Wednesday 25 May 2016 12.05pm
A level playing field has to be created, or else the current situation will continue. With land values so high, of course every developer will use all the experts and methods they reasonably can to minimise their liabilities and maximise profits. Shareholder owned companies have a duty to their shareholders to do just that, and local authorities are required to operate under principles of 'best value'. In London right now local authorities own large amounts of land with little or no development on but are trying to increase its value in legitimate ways like planning permissions. They have nothing to lose by leaving some land empty or rented out, and everything to gain, because we do not tax land in this country.

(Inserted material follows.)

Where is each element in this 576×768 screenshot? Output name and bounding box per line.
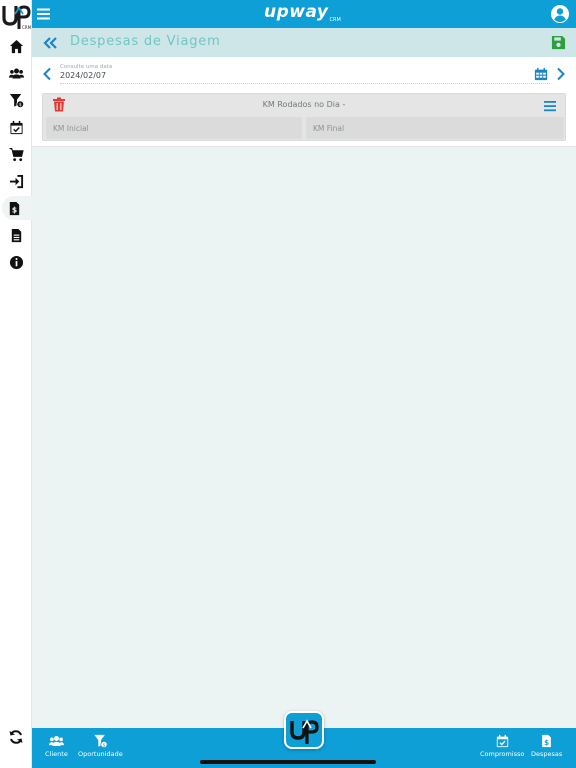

Is there agreement about what the problem is? Is it foreign ownership, or cash buyers, or the mere presence of luxury new properties? Each of those things are legitimate objections in a world city.
The 50pc affordable housing policies of Livingstone and Prescott provided a goal and showed what they thought success would look like - a city where half the new housing stock (which itself is a tiny proportion of the overall stock) is affordable - but they didn't work out as intended. Today they've both trotted out cute excuses for why they allowed the St George Wharf tower - one "hoped" it would be for locals and the other "didn't know" it would be bought mainly by investors. And they point out that planning cannot regulate who lives somewhere, just as it cannot say that Joe Blogg's Café can open up but Starbucks
A revolution in planning and land laws seems about as likely as a new electoral system or a written constitution. But land value taxation as mentioned above as used in many well planned and rich countries - Denmark, Hong Kong, Singapore for example - could ensure that land does not sit empty; that land is not simply 'flipped' on gaining planning permission (witness how Battersea Power Station's "value" has been jacked up over decades by a series of sale>planning permission>resale processes).
The possibility of compulsory purchase of largely unoccupied properties was suggested today in the Guardian by Livingstone and might work within existing legislation if there was a (substantial) public interest - though it is a drastic interference in individuals' rights.
Or if we are saying that the current model is not delivering enough affordable housing then massive, public sector led affordable housing delivery would seem to be the only option left. This would work if they had the right to buy land at its unimproved rate (like the New Towns bought land at agricultural prices) but might take a long time to deliver and risks creating the sort of monotonous built environment that we now regret being built in the 60s and 70s. Development corporations could speed up delivery perhaps and powers to create these already exist.